Tariffs show Trump is willing to cause higher prices, stock market slump
Add Axios as your preferred source to
see more of our stories on Google.

President Trump in the Oval Office after signing an executive order on auto tariffs. Photo: Francis Chung/Politico/Bloomberg via Getty Images
This week puts to rest any notion that President Trump will deploy tariffs using his limited first-term playbook. Assume there will be import taxes on all kinds of stuff, all the time, for all sorts of stated reasons, for years to come.
Why it matters: Trump's willingness to touch the hot stove of tariffs — even at the cost of higher consumer prices, a stock market slump, and disruption to America's deepest international relationships — is far higher than any president's in living memory.
- It implies more risk ahead for inflation, asset prices, and the ability of businesses to make long-term investments.
Driving the news: Wednesday's surprise announcement of a 25% tariff on imported automobiles and auto parts was just the latest in a dizzying string of escalations over the last few days.
- It follows Trump introducing the concept of "secondary tariffs" earlier in the week, threatening additional taxes on imports from China and other nations in order to coerce them into no longer importing Venezuelan oil.

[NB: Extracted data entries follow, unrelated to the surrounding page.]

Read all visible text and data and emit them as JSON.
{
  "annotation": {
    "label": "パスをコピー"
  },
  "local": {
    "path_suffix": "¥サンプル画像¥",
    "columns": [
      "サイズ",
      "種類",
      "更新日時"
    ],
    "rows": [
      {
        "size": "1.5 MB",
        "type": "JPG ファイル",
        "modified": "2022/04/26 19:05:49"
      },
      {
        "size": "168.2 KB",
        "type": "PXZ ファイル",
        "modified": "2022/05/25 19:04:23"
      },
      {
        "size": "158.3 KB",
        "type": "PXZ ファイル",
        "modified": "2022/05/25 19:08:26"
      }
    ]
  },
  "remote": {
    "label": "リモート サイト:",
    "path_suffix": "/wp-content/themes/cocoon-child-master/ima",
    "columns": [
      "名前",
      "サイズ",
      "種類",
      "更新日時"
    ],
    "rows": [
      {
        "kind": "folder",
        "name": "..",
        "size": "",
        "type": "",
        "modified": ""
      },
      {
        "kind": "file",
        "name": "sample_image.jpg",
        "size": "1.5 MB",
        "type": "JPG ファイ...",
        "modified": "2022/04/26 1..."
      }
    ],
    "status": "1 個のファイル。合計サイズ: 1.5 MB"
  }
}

- He also said he'll slap additional tariffs on Canadian and European imports if they jointly retaliate.
- He is considering new taxes on imported copper, a major raw material used in construction, transportation, electronics and machine parts.

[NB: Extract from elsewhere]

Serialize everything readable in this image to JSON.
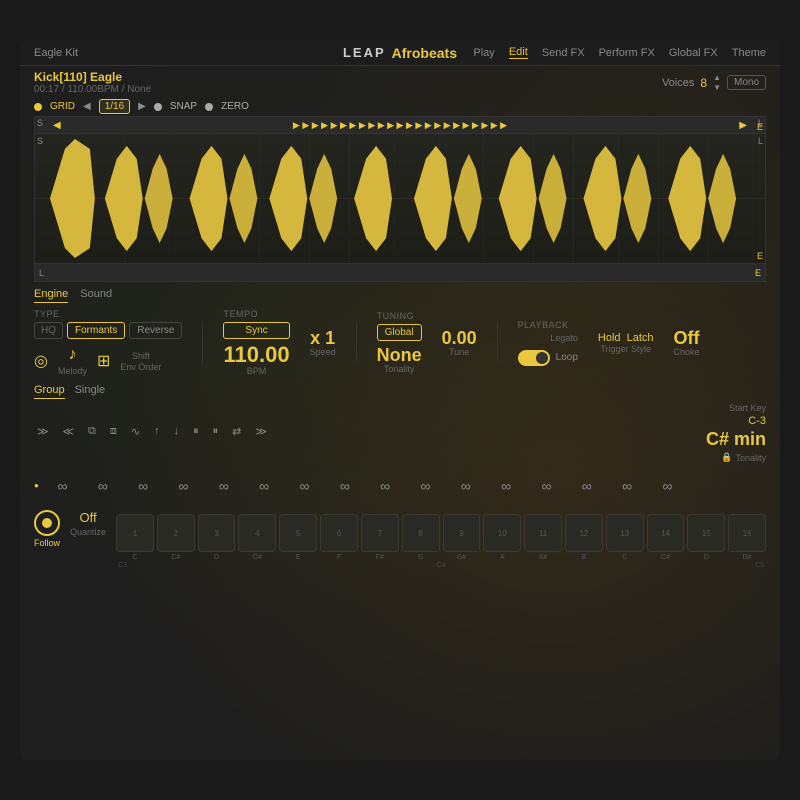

- That's all in advance of the April 2 "Liberation Day," as Trump calls it, when he intends to announce big, new, across-the-board tariffs on imports from Europe and beyond. The exact contours of what will be announced remain murky.
What they're saying: "I think yesterday is a bigger deal than the market is making it out to be," Ajay Rajadhyaksha, global chairman of research at Barclays, told reporters on Thursday morning.

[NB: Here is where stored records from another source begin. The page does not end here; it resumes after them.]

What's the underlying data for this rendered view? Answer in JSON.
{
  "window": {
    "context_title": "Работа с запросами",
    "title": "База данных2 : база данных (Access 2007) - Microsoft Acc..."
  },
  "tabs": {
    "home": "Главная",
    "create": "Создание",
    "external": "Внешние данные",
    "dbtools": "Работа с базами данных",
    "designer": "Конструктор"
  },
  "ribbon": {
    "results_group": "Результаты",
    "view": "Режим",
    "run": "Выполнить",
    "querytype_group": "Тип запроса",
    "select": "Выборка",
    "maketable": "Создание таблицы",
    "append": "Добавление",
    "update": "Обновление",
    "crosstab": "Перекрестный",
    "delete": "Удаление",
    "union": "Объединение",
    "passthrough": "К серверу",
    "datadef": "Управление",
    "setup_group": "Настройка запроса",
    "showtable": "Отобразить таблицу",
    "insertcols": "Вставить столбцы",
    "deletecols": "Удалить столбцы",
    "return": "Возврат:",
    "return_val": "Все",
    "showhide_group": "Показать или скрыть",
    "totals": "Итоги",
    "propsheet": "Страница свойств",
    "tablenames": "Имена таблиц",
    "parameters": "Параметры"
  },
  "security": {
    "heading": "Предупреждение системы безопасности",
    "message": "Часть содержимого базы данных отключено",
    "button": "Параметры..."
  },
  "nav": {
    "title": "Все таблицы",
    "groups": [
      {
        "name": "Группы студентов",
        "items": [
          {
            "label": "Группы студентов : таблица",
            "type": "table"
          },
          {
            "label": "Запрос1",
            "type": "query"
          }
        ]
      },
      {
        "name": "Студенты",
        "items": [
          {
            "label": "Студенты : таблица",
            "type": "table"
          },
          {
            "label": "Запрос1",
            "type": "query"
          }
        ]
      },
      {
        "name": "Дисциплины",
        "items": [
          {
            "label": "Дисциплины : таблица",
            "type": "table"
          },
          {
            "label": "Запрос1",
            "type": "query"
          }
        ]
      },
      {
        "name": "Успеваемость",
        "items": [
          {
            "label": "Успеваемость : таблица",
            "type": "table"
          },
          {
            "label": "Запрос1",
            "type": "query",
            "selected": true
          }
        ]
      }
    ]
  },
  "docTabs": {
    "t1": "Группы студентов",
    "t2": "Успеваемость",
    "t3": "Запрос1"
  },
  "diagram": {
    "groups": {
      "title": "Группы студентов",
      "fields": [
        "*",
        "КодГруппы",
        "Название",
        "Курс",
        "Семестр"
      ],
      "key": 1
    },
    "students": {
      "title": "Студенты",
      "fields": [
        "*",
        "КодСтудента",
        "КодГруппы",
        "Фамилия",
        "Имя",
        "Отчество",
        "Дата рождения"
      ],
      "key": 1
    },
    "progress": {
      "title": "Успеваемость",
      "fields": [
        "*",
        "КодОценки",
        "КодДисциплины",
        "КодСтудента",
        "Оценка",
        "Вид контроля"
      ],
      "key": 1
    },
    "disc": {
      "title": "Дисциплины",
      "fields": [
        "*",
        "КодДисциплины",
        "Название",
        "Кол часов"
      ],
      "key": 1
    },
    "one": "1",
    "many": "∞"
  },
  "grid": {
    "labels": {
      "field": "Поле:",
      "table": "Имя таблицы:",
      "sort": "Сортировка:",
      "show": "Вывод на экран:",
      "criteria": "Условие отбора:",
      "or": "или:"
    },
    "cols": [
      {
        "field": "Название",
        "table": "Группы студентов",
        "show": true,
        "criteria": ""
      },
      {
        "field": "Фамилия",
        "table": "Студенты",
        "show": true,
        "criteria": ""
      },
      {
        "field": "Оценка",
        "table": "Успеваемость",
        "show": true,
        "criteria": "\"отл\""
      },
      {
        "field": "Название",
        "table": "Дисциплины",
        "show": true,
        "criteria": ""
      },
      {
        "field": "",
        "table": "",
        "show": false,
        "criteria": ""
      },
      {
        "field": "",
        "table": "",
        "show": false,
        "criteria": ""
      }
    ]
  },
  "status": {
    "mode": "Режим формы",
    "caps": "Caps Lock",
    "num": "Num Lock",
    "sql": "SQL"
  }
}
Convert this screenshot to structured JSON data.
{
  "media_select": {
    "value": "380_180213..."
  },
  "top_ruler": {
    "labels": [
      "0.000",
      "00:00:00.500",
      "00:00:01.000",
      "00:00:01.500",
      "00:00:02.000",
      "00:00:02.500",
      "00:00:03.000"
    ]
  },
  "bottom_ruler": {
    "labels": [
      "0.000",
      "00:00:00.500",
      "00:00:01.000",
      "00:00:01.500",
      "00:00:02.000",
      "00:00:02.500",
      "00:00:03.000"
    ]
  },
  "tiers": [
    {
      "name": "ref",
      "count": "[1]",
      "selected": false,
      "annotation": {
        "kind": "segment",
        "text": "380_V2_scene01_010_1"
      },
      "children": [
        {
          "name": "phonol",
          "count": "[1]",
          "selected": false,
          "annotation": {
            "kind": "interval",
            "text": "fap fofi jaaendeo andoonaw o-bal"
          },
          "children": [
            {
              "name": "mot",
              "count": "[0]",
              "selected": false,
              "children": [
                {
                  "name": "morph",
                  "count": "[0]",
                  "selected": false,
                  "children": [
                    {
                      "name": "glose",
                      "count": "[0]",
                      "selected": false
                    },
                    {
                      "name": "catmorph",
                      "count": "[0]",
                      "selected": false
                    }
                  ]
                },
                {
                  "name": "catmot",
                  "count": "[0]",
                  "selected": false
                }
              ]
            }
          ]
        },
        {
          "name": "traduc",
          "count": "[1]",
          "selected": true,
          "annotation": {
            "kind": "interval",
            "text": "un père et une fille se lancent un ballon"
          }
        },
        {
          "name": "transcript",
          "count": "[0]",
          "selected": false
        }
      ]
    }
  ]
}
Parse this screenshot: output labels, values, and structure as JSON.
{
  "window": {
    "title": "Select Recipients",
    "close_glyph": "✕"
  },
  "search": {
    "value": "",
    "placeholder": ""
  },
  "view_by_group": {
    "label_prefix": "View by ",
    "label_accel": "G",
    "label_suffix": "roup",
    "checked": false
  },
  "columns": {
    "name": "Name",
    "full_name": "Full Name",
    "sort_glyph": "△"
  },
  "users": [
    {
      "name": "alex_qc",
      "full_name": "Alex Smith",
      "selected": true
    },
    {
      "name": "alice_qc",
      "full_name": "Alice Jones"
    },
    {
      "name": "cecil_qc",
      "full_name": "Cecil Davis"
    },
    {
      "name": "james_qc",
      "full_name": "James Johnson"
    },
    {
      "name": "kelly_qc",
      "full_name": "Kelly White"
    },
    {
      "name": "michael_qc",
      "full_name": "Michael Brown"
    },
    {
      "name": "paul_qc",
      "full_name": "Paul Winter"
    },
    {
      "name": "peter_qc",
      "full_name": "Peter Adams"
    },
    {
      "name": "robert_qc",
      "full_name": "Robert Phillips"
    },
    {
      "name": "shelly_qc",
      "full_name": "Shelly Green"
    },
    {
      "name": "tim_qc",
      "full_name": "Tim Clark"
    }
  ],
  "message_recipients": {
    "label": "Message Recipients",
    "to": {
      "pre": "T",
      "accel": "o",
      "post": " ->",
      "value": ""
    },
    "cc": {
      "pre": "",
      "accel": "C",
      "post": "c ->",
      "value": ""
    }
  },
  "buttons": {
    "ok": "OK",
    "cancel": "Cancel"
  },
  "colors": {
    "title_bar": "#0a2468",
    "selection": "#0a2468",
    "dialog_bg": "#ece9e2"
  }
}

- "I think it reduces the risk that April 2 is something that markets can dismiss," he added. "I think we will be negatively surprised."
State of play: The combination of aggressive moves means that the second Trump administration is "more bearish than the sum of its parts," as Evercore ISI's Sarah Bianchi put it in a note.
- The constraints that have traditionally held back presidents in their use of unilateral authority over trade policy no longer apply.
Flashback: When the George W. Bush administration implemented steel tariffs in 2002, they were applied to a limited set of products to try to avoid the higher consumer prices or disruptions for U.S. manufacturers reliant on forms of imported steel not made domestically.
- Former President Biden's expanded China tariffs last year were limited to strategic goods like solar panels, not the broad range of imported consumer goods that fill American store shelves.
- In Trump's first term, his tariffs were applied to narrower lists of products, and after lengthy periods of study for which items should be excluded.
- He taxed imported steel and aluminum, for example, but those raw materials are a small portion of the overall cost of a car, and so the impact barely showed up in overall inflation.
The bottom line: "Trump is signaling significant pain tolerance, and we believe him," wrote Tobin Marcus, head of U.S. policy and politics at Wolfe Research, in a note.